Pair Trading with Chewy and HP

The main advantage of trading using opposite Chewy and HP positions is that it hedges away some unsystematic risk. Because of two separate transactions, even if Chewy position performs unexpectedly, HP can make up some of the losses. Pair trading also minimizes risk from directional movements in the market. For example, if an entire industry or sector drops because of unexpected headlines, the short position in HP will offset losses from the drop in HP's long position.

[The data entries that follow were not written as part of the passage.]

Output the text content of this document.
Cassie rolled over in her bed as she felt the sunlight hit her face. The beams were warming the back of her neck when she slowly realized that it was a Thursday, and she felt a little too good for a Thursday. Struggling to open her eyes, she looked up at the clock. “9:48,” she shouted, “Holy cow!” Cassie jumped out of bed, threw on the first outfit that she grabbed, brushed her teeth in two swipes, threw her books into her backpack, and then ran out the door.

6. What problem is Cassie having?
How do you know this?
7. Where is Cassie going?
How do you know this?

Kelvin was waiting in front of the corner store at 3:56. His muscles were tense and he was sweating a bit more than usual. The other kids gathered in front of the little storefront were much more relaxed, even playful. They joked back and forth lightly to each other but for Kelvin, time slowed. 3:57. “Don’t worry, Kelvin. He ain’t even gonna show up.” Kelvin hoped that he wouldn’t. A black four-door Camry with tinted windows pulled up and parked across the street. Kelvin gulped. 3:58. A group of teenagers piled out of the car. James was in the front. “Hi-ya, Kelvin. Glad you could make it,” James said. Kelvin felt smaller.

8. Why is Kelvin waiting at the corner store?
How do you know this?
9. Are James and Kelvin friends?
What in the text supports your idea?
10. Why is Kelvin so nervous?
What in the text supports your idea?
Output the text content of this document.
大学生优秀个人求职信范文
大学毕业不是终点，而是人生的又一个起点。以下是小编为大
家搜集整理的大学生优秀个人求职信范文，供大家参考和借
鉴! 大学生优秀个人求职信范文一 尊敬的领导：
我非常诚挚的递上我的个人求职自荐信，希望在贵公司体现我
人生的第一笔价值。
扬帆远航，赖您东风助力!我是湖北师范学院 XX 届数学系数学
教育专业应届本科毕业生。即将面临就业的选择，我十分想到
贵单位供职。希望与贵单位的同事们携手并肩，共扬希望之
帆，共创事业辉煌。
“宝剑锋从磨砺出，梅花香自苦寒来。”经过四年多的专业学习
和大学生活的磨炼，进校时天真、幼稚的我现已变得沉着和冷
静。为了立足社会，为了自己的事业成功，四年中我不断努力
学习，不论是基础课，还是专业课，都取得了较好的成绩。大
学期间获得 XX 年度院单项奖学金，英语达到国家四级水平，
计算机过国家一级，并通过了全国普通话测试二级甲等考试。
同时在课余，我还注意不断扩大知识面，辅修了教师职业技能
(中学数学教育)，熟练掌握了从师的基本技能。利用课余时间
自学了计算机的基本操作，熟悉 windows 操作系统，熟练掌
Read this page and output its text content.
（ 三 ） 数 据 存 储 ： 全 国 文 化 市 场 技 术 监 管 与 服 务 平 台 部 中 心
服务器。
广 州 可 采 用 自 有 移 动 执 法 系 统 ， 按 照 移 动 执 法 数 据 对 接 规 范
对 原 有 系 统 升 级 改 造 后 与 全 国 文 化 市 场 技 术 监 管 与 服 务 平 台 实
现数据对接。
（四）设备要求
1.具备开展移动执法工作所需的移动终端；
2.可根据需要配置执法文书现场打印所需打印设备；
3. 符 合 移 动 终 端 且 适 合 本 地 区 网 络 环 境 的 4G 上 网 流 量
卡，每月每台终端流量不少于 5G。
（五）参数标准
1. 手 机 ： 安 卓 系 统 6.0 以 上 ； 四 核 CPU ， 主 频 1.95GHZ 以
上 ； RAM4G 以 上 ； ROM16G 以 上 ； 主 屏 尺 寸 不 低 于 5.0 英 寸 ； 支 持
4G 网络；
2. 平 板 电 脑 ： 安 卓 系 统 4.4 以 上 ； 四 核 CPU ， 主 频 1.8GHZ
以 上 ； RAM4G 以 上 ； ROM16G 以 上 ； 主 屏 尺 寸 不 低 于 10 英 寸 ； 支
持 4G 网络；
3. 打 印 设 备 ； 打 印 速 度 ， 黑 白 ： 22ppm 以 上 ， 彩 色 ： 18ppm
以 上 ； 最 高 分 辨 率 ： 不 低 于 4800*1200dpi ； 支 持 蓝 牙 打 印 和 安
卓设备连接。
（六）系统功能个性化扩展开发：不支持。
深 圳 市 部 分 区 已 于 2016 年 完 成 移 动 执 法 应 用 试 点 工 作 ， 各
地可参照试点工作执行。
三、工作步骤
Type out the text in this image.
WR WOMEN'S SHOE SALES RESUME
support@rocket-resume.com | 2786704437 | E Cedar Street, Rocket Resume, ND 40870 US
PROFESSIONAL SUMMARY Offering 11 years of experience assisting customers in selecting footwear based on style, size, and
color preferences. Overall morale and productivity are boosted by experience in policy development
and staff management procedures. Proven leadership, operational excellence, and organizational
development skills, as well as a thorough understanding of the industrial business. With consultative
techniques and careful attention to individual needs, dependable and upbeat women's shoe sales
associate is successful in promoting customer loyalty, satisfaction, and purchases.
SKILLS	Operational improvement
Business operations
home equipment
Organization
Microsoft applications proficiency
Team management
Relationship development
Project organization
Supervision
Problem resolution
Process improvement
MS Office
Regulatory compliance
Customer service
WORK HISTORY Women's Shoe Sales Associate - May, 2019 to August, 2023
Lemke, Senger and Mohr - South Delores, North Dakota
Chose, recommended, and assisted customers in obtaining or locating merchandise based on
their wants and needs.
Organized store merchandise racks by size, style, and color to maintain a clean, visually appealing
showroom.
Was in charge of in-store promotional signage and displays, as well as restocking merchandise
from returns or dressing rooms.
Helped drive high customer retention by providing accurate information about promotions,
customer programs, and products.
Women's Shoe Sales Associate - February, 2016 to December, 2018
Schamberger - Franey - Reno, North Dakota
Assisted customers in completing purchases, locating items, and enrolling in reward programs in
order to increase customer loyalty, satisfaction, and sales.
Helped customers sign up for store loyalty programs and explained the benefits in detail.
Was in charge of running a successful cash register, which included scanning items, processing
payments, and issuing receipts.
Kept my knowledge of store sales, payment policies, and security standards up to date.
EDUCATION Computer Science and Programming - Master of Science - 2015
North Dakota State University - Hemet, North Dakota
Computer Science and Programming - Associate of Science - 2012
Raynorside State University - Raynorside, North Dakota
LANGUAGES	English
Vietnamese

The idea behind Chewy Inc and HP Inc pairs trading is to make the combined position market-neutral, meaning the overall market's direction will not affect its win or loss (or potential downside or upside). This can be achieved by designing a pairs trade with two highly correlated stocks or equities that operate in a similar space or sector, making it possible to obtain profits through simple and relatively low-risk investment.
Check out your portfolio center. Note that this page's information should be used as a complementary analysis to find the right mix of equity instruments to add to your existing portfolios or create a brand new portfolio. You can also try Piotroski F Score module to get Piotroski F Score based on binary analysis strategy of nine different fundamentals.